MiDAS 4: A global catalogue of full-length 16S rRNA gene sequences and taxonomy for studies of bacterial communities in wastewater treatment plants
Morten Kam Dahl Dueholm, Marta Nierychlo, Kasper Skytte Andersen, Vibeke Rudkjøbing, Simon Knutsson, Sonia Arriaga, Rune Bakke, Nico Boon, Faizal Bux, Magnus Christensson, Adeline Seak May Chua, Thomas P. Curtis, Eddie Cytryn, Leonardo Erijman, Claudia Etchebehere, Despo Fatta-Kassinos, Dominic Frigon, Maria Carolina Garcia-Chaves, April Z. Gu, Harald Horn, David Jenkins, Norbert Kreuzinger, Sheena Kumari, Ana Lanham, Yingyu Law, TorOve Leiknes, Eberhard Morgenroth, Adam Muszyński, Steve Petrovski, Maite Pijuan, Suraj Babu Pillai, Maria A. M. Reis, Qi Rong, Simona Rossetti, Robert Seviour, Nick Tooker, Pirjo Vainio, Mark van Loosdrecht, R. Vikraman, Jiří Wanner, David Weissbrodt, Xianghua Wen, Tong Zhang, Mads Albertsen, P. Nielsen
Microbial communities are responsible for biological wastewater treatment, but our knowledge of their diversity and function is still poor.

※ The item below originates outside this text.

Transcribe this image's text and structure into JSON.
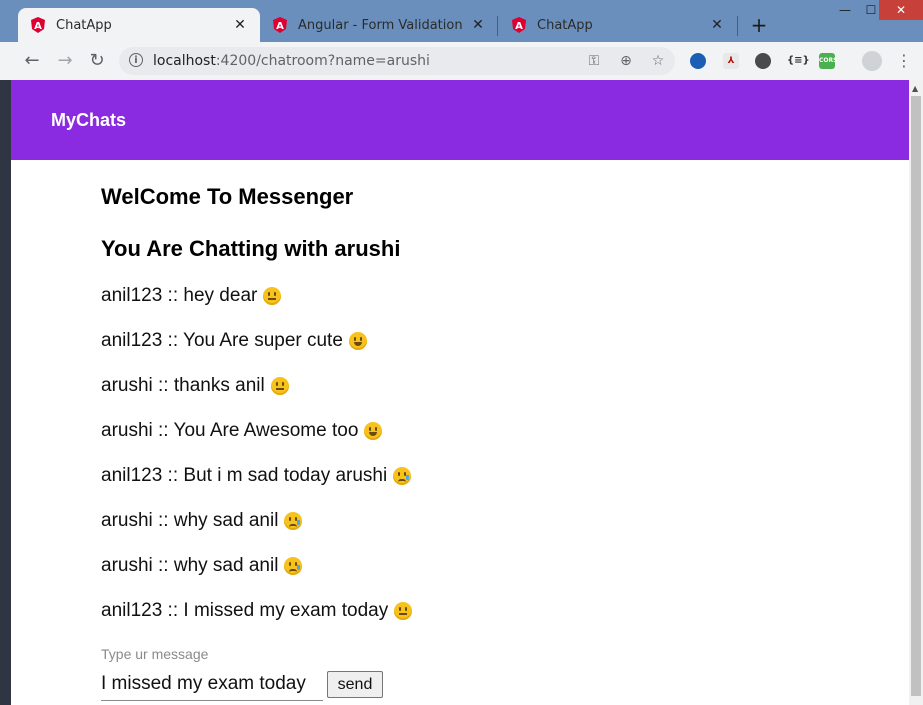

Here, we sequence more than 5 million high-quality, full-length 16S rRNA gene sequences from 740 wastewater treatment plants (WWTPs) across the world and use the sequences to construct the ‘MiDAS 4’ database. MiDAS 4 is an amplicon sequence variant resolved, full-length 16S rRNA gene reference database with a comprehensive taxonomy from domain to species level for all sequences. We use an independent dataset (269 WWTPs) to show that MiDAS 4, compared to commonly used universal reference databases, provides a better coverage for WWTP bacteria and an improved rate of genus and species level classification. Taking advantage of MiDAS 4, we carry out an amplicon-based, global-scale microbial community profiling of activated sludge plants using two common sets of primers targeting regions of the 16S rRNA gene, revealing how environmental conditions and biogeography shape the activated sludge microbiota. We also identify core and conditionally rare or abundant taxa, encompassing 966 genera and 1530 species that represent approximately 80% and 50% of the accumulated read abundance, respectively. Finally, we show that for well-studied functional guilds, such as nitrifiers or polyphosphate-accumulating organisms, the same genera are prevalent worldwide, with only a few abundant species in each genus.